Politisasi Agama, NU DKI Jakarta: Ini Bentuk Intimidasi
Senin, 03 April 2017 -
Dinamika politik lokal jelang pencoblosan putaran kedua Pilgub DKI Jakarta semakin menghangat. Adu gagasan dan program tidak lagi menjadi misi utama untuk menggolkan pasangan yang diusung.
Justru, serangan kampanye hitam dan politisasi agama yang makin marak dipertontonkan.
Pemanfaatan masjid sebagai ruang kampanye politik, merupakan salah satu sisi dari banyaknya dimensi wajah radikalisme agama. Untuk itu, Nahdlatul Ulama (NU) sebagai ormas Islam moderat sangat menolak bentuk-bentuk radikalisme agama.
Hal ini dinyatakan Wakil Sekretaris PWNU DKI Jakarta Husni Mubarok Amir. Menurutnya, rentetan peristiwa politisasi masjid jelas terlihat dalam peristiwa larangan mensalatkan jenazah pendukung Ahok dan pengusiran Djarot Saiful Hidayat saat haul presiden RI ke-2 Soeharto di masjid At-Tin TMII.
"Radikalisme Agama memiliki banyak wajah, satu diantaranya adalah politisasi rumah-rumah ibadah. Nahdlatul Ulama sebagai salah satu organisasi pendiri negara ini, jelas pada komitmennya, yaitu melawan segala bentuk radikalisme agama yang membuat retak persaudaraan sesama anak bangsa." jelasnya kepada merahputih.com Senin, (3/4).
Ia menambahkan politisasi masjid di saat damai seperti ini merupakan bentuk intimidasi dan menakut-nakuti lawan politik. Padahal, kita hanya menghadapi Pilkada yang berlangsung lima tahun sekali.
"Jangan mengintimidasi, jangan membuat takut orang awam dengan mempolitisasi masjid, dan jangan sekali-kali menggelorakan semangat Jihad di suasana damai seperti saat ini. Kita hanya sedang menghadapi pilkada, bukan sedang perang." tandasnya.

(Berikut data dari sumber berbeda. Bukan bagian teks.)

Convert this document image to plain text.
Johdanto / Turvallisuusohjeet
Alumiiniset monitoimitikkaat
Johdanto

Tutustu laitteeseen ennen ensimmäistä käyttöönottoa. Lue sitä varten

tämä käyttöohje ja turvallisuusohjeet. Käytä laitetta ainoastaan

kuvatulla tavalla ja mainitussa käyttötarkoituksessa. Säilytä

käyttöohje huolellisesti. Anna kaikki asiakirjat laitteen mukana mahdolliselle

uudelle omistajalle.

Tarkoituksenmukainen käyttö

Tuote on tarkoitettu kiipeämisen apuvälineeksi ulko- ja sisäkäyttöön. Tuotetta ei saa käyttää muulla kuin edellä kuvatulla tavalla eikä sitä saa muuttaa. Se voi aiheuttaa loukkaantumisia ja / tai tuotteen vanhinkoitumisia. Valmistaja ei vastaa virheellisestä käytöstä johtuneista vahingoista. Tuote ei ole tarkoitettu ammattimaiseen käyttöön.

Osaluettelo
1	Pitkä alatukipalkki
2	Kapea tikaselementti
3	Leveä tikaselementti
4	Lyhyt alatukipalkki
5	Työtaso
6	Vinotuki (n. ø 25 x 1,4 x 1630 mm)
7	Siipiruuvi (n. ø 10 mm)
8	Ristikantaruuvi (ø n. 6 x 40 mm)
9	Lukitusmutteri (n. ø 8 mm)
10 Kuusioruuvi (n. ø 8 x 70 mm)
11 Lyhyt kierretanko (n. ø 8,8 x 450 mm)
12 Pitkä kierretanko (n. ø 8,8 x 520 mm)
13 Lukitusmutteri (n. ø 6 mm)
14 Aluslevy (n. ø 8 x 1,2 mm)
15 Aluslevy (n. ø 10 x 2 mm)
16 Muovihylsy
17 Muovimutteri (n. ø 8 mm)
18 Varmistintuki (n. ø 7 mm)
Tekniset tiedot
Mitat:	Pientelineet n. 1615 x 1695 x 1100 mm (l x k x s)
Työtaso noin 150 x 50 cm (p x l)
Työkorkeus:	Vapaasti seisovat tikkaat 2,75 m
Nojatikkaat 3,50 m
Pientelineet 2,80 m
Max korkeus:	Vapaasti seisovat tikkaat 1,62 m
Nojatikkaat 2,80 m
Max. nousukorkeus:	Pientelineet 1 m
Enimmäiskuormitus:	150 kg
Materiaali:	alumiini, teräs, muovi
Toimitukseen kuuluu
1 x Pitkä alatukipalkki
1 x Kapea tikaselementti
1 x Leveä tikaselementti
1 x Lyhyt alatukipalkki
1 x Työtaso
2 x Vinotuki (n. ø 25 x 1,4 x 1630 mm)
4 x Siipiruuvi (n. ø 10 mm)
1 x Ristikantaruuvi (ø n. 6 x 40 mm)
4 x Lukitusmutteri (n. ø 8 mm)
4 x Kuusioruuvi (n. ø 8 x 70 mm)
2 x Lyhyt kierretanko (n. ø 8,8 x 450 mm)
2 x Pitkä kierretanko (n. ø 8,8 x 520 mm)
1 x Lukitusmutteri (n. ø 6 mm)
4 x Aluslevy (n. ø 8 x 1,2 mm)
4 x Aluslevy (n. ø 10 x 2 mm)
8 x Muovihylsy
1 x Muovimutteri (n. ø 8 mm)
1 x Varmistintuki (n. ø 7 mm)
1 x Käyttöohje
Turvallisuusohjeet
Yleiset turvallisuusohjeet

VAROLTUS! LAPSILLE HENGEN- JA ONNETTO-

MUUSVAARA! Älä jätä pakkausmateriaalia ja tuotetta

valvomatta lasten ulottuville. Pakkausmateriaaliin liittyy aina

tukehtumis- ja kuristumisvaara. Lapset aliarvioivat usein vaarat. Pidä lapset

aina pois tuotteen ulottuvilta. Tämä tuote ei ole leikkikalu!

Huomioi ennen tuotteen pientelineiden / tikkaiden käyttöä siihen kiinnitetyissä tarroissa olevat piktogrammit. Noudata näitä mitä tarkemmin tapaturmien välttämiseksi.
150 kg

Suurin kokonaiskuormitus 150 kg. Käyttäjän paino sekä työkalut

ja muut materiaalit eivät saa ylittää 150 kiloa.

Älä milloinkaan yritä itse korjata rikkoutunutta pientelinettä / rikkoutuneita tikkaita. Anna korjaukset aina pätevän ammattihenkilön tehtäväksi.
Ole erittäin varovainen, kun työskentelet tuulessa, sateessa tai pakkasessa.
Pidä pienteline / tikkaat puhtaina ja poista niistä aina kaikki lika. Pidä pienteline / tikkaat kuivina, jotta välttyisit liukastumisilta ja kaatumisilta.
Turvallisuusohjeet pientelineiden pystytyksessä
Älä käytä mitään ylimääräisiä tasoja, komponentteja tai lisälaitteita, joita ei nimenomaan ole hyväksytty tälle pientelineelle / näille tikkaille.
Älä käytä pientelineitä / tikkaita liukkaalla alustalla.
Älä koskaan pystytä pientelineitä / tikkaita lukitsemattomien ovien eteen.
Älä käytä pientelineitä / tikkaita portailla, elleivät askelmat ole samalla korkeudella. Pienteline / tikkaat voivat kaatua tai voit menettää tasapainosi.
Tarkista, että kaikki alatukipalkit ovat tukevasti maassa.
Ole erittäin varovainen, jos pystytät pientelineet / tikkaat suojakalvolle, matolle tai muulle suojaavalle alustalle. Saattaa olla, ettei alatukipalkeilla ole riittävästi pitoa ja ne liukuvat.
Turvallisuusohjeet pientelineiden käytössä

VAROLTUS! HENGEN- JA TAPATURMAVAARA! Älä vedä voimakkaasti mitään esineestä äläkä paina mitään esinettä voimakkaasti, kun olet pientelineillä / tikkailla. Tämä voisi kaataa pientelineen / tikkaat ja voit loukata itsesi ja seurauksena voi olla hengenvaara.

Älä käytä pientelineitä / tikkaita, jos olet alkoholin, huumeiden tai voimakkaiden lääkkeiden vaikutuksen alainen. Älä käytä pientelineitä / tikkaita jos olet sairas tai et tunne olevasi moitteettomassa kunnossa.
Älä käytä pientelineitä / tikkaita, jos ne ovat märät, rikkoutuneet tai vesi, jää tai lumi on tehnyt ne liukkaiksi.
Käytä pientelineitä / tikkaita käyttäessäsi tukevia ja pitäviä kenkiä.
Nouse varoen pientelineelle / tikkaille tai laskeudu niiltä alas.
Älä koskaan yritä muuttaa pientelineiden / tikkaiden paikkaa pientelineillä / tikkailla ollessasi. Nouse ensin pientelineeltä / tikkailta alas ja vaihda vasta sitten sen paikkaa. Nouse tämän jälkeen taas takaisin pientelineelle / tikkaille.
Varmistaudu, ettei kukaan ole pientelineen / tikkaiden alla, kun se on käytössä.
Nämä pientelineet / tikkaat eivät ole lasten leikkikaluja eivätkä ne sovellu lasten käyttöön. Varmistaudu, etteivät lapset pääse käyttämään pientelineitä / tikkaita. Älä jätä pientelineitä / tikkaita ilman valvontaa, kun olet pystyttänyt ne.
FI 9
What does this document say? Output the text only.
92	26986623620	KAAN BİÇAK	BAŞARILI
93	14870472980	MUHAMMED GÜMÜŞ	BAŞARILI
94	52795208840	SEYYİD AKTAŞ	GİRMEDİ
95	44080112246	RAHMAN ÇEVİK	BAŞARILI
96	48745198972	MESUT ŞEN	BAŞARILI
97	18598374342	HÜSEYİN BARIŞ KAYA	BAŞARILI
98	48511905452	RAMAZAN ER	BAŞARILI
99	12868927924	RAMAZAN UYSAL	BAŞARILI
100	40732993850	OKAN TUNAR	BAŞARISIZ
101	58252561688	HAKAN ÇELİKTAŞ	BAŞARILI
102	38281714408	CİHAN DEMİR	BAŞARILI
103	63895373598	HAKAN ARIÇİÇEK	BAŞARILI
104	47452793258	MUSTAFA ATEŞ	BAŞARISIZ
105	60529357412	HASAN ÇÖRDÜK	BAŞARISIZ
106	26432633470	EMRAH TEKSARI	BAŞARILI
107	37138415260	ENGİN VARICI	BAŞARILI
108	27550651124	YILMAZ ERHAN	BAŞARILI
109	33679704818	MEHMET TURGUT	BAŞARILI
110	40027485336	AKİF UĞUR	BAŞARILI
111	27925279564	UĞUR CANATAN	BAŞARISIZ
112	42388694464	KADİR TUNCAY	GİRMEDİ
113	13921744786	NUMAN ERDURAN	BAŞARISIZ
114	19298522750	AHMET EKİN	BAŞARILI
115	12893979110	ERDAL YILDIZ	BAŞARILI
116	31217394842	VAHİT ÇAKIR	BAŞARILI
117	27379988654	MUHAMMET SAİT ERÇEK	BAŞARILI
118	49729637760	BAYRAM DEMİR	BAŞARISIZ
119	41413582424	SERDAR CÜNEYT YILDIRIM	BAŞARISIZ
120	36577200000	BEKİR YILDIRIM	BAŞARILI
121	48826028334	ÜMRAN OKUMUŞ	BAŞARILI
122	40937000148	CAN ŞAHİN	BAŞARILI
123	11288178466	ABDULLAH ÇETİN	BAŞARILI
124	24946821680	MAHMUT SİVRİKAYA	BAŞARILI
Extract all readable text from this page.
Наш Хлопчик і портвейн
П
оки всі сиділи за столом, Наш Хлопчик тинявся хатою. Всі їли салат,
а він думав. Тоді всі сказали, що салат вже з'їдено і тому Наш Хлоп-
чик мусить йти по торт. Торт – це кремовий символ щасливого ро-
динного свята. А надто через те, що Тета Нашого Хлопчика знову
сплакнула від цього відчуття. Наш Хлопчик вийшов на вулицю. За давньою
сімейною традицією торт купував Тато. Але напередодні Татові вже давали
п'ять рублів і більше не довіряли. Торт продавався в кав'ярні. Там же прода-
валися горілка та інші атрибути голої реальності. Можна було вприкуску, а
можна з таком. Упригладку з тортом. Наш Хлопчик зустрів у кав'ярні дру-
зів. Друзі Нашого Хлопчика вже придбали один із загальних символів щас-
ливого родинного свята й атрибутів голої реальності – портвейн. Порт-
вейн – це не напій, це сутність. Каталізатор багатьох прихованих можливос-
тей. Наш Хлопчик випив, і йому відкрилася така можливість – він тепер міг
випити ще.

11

Ia pun menyesalkan peristiwa yang bermuatan politisasi masjid, seperti pengusiran Djarot Saiful Hidayat saat haul Soeharto dan larangan mensalatkan jenazah bagi pendukung Ahok.
"Kita sama-sama berharap peristiwa serupa tidak terulang lagi, bahaya meretakkan persaudaraan sesama anak bangsa," pungkasnya.